Les réponses sont ensuite recueillies, enregistrées, et traitées selon une méthodologie que nous mettrons en avant dans la suite de l’étude.

Ce qui semble mettre en confiance les personnes interrogées, dans les enquêtes quantitatives, c’est la possibilité qu'elles offrent, de mettre en comparaison et non plus seulement en rapport les différentes études :

« Il y a quand même une universalité des outils qui fonctionnent bien parce qu’ils permettent la référence et la comparaison avec d’autres études. Mais ça peut arriver que ça ne rentre pas dans la classe. » (homme, SOND)

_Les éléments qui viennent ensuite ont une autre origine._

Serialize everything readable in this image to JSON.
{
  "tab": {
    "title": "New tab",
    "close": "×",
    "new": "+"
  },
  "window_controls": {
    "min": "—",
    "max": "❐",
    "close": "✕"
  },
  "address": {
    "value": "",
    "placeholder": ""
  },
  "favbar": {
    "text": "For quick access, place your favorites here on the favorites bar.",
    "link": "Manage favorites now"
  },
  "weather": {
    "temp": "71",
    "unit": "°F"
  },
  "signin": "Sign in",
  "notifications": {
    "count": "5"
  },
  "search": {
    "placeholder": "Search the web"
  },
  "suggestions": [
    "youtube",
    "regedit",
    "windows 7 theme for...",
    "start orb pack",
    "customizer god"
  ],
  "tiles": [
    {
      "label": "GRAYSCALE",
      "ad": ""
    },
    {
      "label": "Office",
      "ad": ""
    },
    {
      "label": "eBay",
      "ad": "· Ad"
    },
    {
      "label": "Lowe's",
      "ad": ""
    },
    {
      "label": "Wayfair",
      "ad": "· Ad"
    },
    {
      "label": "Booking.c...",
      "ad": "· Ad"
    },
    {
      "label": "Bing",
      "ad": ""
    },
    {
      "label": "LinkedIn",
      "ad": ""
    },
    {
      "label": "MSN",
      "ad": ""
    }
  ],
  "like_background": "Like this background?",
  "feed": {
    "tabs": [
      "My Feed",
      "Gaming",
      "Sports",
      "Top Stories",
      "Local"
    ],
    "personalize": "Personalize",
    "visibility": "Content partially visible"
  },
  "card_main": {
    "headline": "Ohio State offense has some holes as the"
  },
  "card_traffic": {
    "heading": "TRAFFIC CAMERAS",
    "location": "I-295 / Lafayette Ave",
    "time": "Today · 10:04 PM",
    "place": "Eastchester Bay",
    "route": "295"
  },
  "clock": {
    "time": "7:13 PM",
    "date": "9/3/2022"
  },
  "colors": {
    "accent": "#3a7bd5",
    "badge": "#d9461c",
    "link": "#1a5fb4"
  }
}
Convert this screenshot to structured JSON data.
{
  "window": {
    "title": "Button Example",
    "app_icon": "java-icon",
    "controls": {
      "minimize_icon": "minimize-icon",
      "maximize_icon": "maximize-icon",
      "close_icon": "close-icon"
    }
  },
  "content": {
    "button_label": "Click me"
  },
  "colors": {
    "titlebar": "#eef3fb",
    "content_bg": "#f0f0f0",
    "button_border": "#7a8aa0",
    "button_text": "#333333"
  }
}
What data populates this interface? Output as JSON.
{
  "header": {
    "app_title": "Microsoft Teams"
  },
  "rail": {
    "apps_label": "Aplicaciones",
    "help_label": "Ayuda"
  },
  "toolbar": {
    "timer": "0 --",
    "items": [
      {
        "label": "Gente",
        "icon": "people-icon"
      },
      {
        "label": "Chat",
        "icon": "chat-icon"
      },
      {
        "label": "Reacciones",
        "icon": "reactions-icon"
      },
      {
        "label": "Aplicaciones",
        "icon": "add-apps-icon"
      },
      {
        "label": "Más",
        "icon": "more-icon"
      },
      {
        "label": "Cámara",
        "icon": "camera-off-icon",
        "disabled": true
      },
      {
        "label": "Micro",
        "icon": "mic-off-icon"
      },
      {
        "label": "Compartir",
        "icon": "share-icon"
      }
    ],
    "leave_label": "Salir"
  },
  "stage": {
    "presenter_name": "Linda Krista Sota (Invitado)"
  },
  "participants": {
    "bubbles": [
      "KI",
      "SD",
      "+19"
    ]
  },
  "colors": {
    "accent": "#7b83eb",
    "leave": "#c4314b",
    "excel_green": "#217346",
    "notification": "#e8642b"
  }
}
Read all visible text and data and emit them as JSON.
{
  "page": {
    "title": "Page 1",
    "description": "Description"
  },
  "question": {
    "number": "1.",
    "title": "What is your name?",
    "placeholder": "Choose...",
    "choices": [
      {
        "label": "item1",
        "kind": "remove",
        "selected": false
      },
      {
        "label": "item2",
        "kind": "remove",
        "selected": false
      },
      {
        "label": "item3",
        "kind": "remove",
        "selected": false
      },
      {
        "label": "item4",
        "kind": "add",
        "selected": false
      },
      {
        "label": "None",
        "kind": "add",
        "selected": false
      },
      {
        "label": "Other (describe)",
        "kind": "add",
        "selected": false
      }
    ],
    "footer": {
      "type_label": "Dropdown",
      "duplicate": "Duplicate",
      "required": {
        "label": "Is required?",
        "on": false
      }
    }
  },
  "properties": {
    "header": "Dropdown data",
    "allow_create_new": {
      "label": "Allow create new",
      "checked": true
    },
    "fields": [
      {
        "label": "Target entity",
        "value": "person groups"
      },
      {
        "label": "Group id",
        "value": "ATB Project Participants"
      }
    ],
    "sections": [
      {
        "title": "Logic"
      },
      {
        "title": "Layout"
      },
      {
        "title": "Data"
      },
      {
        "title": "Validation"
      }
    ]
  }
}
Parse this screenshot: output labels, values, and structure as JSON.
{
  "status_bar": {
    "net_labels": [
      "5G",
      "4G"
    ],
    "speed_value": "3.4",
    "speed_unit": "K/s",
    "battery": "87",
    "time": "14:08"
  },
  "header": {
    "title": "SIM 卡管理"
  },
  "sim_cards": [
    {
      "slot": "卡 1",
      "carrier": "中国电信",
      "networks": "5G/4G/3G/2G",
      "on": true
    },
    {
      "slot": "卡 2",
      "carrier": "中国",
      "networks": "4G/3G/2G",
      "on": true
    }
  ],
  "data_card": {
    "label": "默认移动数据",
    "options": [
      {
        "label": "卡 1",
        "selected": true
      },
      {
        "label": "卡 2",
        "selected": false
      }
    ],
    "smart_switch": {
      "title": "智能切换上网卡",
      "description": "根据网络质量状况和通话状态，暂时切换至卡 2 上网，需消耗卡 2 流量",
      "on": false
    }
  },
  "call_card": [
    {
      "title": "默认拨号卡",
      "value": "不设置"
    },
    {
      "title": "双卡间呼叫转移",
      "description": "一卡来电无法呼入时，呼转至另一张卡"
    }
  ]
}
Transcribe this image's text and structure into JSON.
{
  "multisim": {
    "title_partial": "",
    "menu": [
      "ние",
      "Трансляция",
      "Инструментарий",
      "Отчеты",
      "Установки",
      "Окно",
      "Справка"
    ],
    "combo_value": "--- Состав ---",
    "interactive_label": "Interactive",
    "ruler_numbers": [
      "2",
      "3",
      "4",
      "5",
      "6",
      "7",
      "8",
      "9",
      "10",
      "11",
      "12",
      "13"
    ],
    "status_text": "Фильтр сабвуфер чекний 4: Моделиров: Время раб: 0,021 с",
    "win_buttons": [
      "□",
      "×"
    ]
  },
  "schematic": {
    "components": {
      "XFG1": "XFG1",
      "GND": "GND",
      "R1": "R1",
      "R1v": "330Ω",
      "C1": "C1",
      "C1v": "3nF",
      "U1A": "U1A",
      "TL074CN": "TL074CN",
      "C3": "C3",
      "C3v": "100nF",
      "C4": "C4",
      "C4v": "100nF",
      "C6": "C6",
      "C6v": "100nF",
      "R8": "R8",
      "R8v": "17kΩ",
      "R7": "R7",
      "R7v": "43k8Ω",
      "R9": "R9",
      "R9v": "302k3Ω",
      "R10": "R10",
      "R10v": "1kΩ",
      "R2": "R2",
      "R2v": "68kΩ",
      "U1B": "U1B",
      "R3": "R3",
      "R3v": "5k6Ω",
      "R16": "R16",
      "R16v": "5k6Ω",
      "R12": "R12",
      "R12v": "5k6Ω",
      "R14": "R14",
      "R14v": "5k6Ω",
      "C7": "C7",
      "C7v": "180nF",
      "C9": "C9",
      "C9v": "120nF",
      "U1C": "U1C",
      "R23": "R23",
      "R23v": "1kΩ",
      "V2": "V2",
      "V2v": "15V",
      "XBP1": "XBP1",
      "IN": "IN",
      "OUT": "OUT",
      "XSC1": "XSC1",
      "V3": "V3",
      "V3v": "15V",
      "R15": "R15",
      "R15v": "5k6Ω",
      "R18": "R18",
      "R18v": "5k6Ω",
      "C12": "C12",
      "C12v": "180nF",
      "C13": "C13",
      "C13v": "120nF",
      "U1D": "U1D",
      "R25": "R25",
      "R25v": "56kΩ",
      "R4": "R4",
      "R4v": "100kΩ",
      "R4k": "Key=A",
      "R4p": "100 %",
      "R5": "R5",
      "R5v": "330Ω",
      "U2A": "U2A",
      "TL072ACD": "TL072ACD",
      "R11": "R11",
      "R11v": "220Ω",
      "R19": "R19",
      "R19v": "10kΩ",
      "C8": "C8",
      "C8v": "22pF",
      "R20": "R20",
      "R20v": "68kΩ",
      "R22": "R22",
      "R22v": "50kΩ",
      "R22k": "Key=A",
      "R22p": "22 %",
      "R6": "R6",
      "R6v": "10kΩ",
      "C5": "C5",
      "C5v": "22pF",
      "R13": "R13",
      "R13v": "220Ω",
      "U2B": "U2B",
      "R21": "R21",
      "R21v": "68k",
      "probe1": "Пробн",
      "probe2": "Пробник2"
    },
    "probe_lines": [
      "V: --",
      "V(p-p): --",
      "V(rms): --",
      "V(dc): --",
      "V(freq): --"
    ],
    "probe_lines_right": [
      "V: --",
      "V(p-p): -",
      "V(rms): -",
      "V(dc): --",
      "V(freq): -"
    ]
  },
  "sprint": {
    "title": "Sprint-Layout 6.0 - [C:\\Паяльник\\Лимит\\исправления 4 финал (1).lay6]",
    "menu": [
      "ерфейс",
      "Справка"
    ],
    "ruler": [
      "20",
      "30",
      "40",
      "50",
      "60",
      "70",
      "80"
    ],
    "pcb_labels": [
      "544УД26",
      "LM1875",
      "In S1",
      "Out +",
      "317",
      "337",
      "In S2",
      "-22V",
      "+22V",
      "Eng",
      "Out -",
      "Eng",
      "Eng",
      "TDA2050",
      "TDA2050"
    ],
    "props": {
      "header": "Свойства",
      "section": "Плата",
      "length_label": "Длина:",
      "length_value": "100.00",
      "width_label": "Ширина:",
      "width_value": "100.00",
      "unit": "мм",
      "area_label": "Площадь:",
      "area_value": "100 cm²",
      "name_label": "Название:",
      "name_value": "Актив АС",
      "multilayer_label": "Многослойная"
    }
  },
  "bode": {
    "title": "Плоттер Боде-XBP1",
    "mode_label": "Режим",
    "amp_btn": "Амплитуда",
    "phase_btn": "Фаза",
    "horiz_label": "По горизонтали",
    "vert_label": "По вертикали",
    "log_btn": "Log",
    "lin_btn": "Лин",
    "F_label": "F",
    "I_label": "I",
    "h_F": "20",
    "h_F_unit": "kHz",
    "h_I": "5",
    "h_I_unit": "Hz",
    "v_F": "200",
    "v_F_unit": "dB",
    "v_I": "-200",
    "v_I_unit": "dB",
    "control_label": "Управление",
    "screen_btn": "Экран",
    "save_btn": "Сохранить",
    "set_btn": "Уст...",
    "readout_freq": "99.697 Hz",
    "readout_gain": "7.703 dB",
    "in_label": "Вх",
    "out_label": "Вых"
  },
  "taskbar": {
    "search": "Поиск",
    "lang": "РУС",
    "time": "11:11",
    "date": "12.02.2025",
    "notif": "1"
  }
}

Dans des contextes où l’écrit et le recensement tiennent peu de place, le quanti par sa méthode qui veut appliquer une certaine uniformité, est utilisée comme outil de connaissance indispensable. La méthode du sondage est celle utilisée par les scientifiques démographes :

« Mais comme on travaille dans des pays ou il y a très peu d’état civil on est obligé d’utiliser un questionnaire plus ou moins standard tout simplement pour pouvoir comparer et faire des prospectives à plus long terme, ce qui reste quand même le but des études statistiques et démographiques. Par exemple si on étudie la fécondité des femmes, il y a des données de bases qu’il faut absolument relever, comme par exemple : l’âge de la mère, l’âge au premier enfant, la région d’habitation et le niveau d’instruction ; après on peut rajouter d’autres éléments en fonction de ce que l’on veut affiner, mais le questionnaire reste standard car c’est un modèle d’analyse comme le sondage ; alors c’est forcément réducteur.» (femme, 48 ans, ADM)

Cependant ce type d’études souffre de la "vision par cases" qui lui est souvent associée.

Nous remarquons alors que "les cases" sont associées, pour les enquêtés, aux catégories, qui

elles-mêmes semblent s’opposer à la perception de la nature humaine complexe et par essence, peu réductible à des chiffres :

« Quand je faisais mes études et qu'on nous parlait des CSP et des statistiques, on pouvait lire le canard Enchaîné qui hait les stats et avoir du recul. Les statistiques, les catégories, c'est un intérêt pour penser mais il existe une nécessité d'avoir une distance critique vis-à-vis de cela. La société est plus complexe que ces catégories. » (homme, 43 ans, REVUE).